Una dozzina di villaggi sorgono nelle regioni di Beyul Khenpajong e di Menchuma, oltre un secolo fa donate dal Tibet indipendente al Bhutan; gli altri sull’altipiano di Doklam, strategicamente i più importanti in quanto consentirebbero, in caso di conflitto, un accesso immediato alle frontiere indiane.
Per almeno tre di questi villaggi è già stata avviata la trasformazione in vere città. Così come dai primi posti di controllo sono derivate strutture militari permanenti.

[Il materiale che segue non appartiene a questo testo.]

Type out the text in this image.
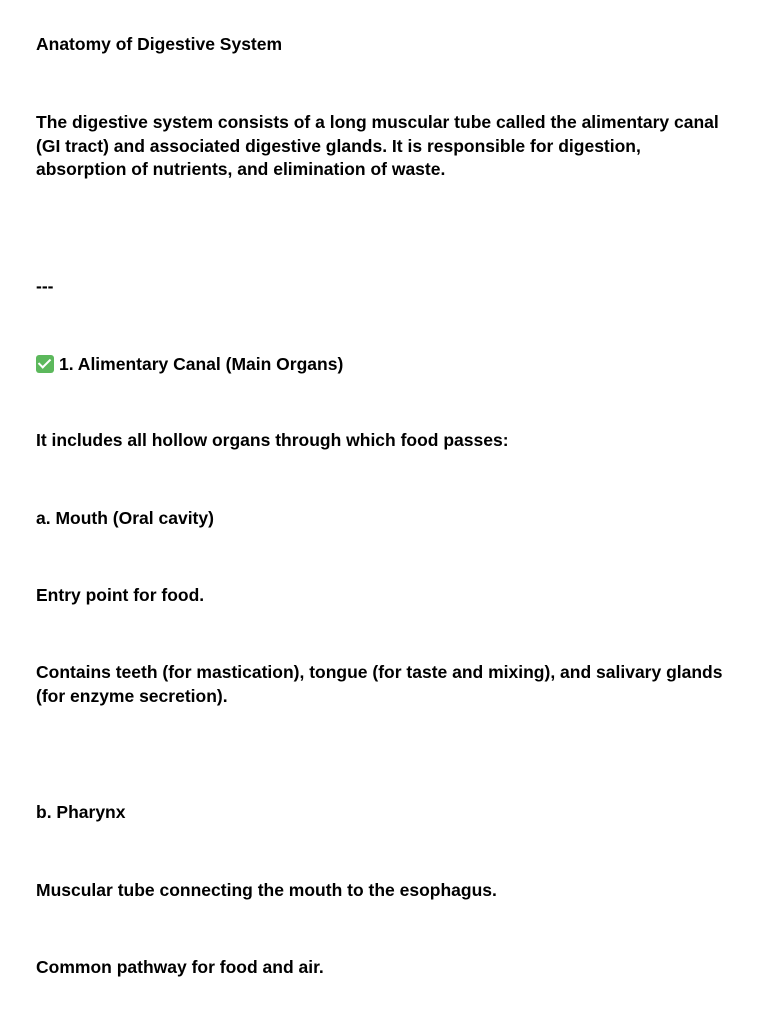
Anatomy of Digestive System

The digestive system consists of a long muscular tube called the alimentary canal (GI tract) and associated digestive glands. It is responsible for digestion, absorption of nutrients, and elimination of waste.

---

1. Alimentary Canal (Main Organs)

It includes all hollow organs through which food passes:

a. Mouth (Oral cavity)

Entry point for food.

Contains teeth (for mastication), tongue (for taste and mixing), and salivary glands (for enzyme secretion).

b. Pharynx

Muscular tube connecting the mouth to the esophagus.

Common pathway for food and air.
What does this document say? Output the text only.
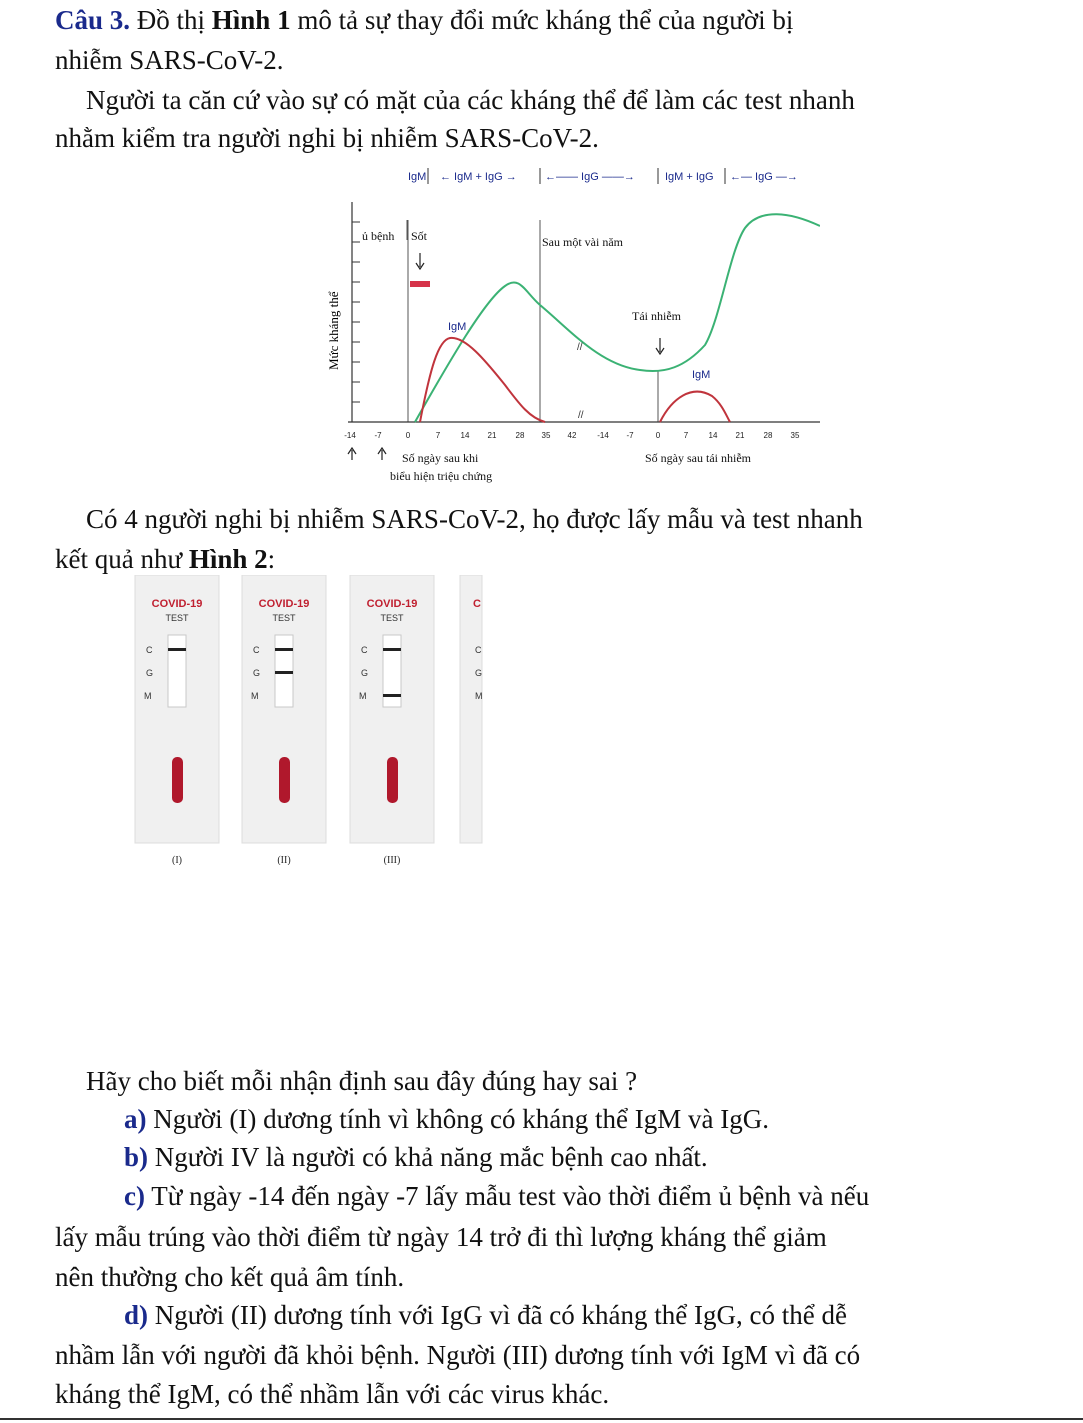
Câu 3. Đồ thị Hình 1 mô tả sự thay đổi mức kháng thể của người bị
nhiễm SARS-CoV-2.
Người ta căn cứ vào sự có mặt của các kháng thể để làm các test nhanh
nhằm kiểm tra người nghi bị nhiễm SARS-CoV-2.
IgM ← IgM + IgG →	←—— IgG ——→	IgM + IgG ←— IgG —→
Mức kháng thể
-14 -7	0	7	14 21 28 35 42	-14 -7	0	7	14 21 28 35
//
ủ bệnh Sốt	Sau một vài năm
Tái nhiễm
//
IgM
IgM
Số ngày sau khi
biểu hiện triệu chứng
Số ngày sau tái nhiễm
Có 4 người nghi bị nhiễm SARS-CoV-2, họ được lấy mẫu và test nhanh
kết quả như Hình 2:
COVID-19
TEST
C
G
M
COVID-19
TEST
C
G
M
COVID-19
TEST
C
G
M
C
C
G
M
(I)	(II)	(III)
Hãy cho biết mỗi nhận định sau đây đúng hay sai ?
a) Người (I) dương tính vì không có kháng thể IgM và IgG.
b) Người IV là người có khả năng mắc bệnh cao nhất.
c) Từ ngày -14 đến ngày -7 lấy mẫu test vào thời điểm ủ bệnh và nếu
lấy mẫu trúng vào thời điểm từ ngày 14 trở đi thì lượng kháng thể giảm
nên thường cho kết quả âm tính.
d) Người (II) dương tính với IgG vì đã có kháng thể IgG, có thể dễ
nhầm lẫn với người đã khỏi bệnh. Người (III) dương tính với IgM vì đã có
kháng thể IgM, có thể nhầm lẫn với các virus khác.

Nonostante gli incentivi statali (chi accetta di trasferirsi qui riceve consistenti sussidi, l’equivalente di circa 3000 euro all’anno), la colonizzazione procedeva lentamente a causa delle oggettive difficoltà ambientali. Per cui il governo, oltre a costruire strade, va promuovendo campagne di “turismo patriottico” invitando i cittadini cinesi a dare dimostrazione del loro amore per la patria visitando e percorrendo i territori incontaminati di queste “Alpi” bhutanesi occupate manu militari. Confermando la sostanziale natura colonizzatrice del turismo, sia di quello consumista occidentale sia di quello nazional-patriottico cinese.
Mettendo il Bhutan di fronte al fatto compiuto, Pechino intende probabilmente proporre uno scambio: restituire le aree della zona nord-orientale (Beyul Khenpajong e Menchuma) in cambio della definitiva rinuncia da parte di Thimphu dell’altipiano occidentale del Doklam, strategicamente il più importante nel caso di ulteriori contenziosi con l’India. Già nel 2017 l’esercito indiano era intervenuto per impedire un tentativo cinese di installarsi nella cresta meridionale del Doklan. Appare evidente che la realizzazione di ulteriori insediamenti, oltre a violare la sovranità nazionale del Bhutan, esaspera le tensioni indo-cinesi; sovrapponendosi ad altre questioni in sospeso come quella del Ladakh (rivendicato oltre che da Nuova Delhi e Pechino anche da Islamabad).
Alcuni osservatori ipotizzano che in cambio della definitiva acquisizione dell’altipiano del Doklan,  la Cina potrebbe restituire al Bhutan anche la valle di Pagsamlung, di grande rilevanza religiosa e culturale, annessa da tempo con avamposti militari anche se non ufficialmente (non rientra nell’attuale cartografia cinese).